Ziftomenib triplet shows 87% ORR in venetoclax-naive R/R AML

Kura Oncology and its Japanese partner Kyowa Kirin have published updated results from the KOMET-007 Phase 1a/b trial in the journal Blood, reporting that the investigational triplet of ziftomenib, venetoclax, and azacitidine produced deep and durable responses in adults with relapsed or refractory NPM1-mutated acute myeloid leukaemia (AML). The data, drawn from 64 response-evaluable patients as of a January 2026 data cutoff, represent the most mature readout of this combination to date.

At the recommended 600 mg once-daily ziftomenib dose, venetoclax-naïve patients achieved an 87% objective response rate and a 70% composite complete remission (CRc) rate. Three-quarters of CRc responders in that group were centrally confirmed as measurable residual disease (MRD) negative — a marker of molecular depth that carries prognostic weight in AML. Median overall survival had not been reached after a median follow-up of 10.7 months. In venetoclax-experienced patients, a harder-to-treat population, the ORR was 48% and the CRc rate was 24%, with a median OS of 7.4 months — a clinically meaningful result in a setting where prior venetoclax exposure typically blunts subsequent responses.

Clinical significance

Eunice S. Wang, Chief of Leukaemia at Roswell Park Comprehensive Cancer Center and co-first senior author of the publication, noted that outcomes with venetoclax-based regimens in the relapsed/refractory NPM1-mutant setting "remain suboptimal," adding that the KOMET-007 results were notable for "the depth and durability of response observed with the investigational three-drug combination." The safety profile was broadly manageable: differentiation syndrome — a boxed-warning risk for ziftomenib as monotherapy — occurred in only 3% of patients (2/67) across all dose levels, attributed to a protocol-specified staggered dosing schedule in which ven/aza is administered before menin inhibition begins. A single case of ziftomenib-related QTc prolongation was reported and resolved without dose change.

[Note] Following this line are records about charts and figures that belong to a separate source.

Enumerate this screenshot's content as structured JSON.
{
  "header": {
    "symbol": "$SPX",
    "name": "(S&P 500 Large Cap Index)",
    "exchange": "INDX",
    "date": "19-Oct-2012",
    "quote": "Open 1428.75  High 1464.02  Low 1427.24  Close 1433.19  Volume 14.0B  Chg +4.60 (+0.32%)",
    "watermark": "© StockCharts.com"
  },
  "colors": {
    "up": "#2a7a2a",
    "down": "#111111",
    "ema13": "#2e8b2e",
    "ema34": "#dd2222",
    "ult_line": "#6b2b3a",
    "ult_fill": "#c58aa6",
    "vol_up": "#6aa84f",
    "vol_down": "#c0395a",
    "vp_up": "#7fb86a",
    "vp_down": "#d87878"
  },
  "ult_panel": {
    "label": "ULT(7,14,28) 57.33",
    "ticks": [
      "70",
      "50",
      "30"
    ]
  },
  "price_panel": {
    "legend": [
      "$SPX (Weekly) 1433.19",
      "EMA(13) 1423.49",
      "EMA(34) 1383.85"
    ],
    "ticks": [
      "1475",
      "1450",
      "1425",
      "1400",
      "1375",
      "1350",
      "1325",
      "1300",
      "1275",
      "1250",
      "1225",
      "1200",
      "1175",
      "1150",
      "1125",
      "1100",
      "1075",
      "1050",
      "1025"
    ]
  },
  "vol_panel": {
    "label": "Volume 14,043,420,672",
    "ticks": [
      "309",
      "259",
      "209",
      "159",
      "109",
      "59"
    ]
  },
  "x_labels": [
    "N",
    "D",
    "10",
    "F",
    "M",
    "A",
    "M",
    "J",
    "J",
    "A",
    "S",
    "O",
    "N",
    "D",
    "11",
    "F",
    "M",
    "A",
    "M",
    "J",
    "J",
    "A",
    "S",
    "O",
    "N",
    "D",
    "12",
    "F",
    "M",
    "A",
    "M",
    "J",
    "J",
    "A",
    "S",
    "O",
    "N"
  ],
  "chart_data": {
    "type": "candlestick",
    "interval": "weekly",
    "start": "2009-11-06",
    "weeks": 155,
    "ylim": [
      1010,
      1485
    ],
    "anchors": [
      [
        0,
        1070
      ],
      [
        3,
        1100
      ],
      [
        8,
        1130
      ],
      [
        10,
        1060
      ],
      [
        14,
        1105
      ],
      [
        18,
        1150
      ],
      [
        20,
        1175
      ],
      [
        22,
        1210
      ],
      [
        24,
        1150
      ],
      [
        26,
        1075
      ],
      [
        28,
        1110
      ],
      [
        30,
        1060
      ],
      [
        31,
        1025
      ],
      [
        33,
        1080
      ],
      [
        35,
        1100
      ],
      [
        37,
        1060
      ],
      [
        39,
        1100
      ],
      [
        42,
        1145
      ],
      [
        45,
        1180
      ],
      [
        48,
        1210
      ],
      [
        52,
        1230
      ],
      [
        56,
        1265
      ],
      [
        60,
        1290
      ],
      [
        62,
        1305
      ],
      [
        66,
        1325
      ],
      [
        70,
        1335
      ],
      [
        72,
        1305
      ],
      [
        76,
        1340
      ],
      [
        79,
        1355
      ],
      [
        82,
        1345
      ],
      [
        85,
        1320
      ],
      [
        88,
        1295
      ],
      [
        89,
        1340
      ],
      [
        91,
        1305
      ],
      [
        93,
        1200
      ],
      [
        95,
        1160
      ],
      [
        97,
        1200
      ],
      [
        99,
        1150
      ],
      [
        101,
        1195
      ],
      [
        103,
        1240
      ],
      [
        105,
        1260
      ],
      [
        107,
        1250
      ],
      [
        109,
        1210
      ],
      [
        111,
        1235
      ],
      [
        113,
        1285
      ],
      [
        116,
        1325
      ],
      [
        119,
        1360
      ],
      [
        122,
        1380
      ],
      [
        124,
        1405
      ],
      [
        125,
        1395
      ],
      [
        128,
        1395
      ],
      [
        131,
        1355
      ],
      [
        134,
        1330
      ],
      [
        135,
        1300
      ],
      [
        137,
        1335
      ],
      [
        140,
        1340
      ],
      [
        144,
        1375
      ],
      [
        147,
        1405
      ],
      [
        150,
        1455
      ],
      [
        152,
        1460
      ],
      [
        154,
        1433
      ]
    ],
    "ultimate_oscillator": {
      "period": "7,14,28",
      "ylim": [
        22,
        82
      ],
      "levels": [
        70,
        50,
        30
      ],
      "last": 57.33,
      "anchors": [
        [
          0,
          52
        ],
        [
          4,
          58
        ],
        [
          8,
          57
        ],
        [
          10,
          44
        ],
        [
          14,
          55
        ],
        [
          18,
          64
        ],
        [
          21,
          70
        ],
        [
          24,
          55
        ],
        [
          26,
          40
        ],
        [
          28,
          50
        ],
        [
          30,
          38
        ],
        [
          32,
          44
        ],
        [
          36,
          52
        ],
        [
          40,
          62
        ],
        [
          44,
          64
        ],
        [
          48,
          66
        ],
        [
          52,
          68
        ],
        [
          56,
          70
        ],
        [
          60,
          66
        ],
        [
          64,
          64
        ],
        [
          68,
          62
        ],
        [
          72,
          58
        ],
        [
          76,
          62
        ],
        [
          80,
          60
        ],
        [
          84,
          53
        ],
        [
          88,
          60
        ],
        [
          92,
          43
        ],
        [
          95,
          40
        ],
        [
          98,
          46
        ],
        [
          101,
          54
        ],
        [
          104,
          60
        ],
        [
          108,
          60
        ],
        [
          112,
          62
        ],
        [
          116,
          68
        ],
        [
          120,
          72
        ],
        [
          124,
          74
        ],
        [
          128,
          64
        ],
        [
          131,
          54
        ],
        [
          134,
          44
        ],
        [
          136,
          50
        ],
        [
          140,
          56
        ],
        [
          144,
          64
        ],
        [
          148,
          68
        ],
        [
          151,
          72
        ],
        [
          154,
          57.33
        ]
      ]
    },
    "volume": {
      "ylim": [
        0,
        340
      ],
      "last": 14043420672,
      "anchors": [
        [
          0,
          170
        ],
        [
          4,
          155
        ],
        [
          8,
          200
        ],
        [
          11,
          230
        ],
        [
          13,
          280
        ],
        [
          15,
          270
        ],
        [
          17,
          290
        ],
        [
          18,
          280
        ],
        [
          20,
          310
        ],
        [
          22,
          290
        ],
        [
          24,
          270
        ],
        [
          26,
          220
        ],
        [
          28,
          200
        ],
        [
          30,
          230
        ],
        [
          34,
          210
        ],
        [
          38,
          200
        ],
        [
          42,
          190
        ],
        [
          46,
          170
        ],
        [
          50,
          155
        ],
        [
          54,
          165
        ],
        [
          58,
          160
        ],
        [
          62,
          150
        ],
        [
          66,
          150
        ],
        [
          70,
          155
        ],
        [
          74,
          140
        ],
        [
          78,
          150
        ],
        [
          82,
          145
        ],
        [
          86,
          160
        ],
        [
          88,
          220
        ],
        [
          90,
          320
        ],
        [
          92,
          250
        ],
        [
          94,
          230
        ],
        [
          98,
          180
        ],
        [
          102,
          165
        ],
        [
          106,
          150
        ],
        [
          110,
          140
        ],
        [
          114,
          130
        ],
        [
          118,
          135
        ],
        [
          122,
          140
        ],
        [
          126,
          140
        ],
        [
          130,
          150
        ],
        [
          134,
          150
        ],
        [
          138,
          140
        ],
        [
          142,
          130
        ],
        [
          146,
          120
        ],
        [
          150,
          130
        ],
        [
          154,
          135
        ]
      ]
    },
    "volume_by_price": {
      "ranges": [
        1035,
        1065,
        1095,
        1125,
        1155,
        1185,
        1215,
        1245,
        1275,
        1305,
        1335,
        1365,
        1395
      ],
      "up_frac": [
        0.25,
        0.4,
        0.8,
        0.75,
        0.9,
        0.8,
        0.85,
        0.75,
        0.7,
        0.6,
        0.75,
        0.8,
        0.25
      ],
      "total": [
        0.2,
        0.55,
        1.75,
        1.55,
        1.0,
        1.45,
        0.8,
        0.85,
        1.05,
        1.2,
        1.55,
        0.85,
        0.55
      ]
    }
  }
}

Mollie Leoni, Chief Medical Officer of Kura Oncology, said the data "strengthen the case for ziftomenib as a backbone in NPM1-mutant AML" and pointed to ongoing randomised studies in newly diagnosed disease as the next frontier.

Market context and competitive landscape

Ziftomenib, marketed as KOMZIFTI, received FDA approval as monotherapy for R/R NPM1-mutated AML in 2025, making it one of the first approved menin inhibitors. The broader menin inhibitor class has attracted significant attention; revumenib (Syndax Pharmaceuticals) is also approved in the R/R AML setting and is being evaluated in combination regimens, creating a competitive dynamic that will intensify as both programmes move into earlier lines of therapy and newly diagnosed disease. The outcome in venetoclax-experienced patients is an important differentiating data point, given the rapid uptake of ven/aza as a front-line standard of care: most patients arriving in the relapsed setting will have prior venetoclax exposure, making that 48% ORR a more commercially relevant benchmark than the venetoclax-naïve figures.

Kura and Kyowa Kirin are pursuing two pivotal Phase 3 trials — KOMET-017 — in newly diagnosed NPM1-mutated and KMT2A-rearranged AML. Positive randomised data from those studies would be required before ziftomenib-based combinations could seek regulatory approval beyond the current monotherapy label. The EMA has not yet granted approval for ziftomenib in any indication, meaning European commercial optionality remains contingent on a separate regulatory filing. Investors will be watching KOMET-017 enrolment timelines and any interim futility analyses as the programme's critical near-term milestones.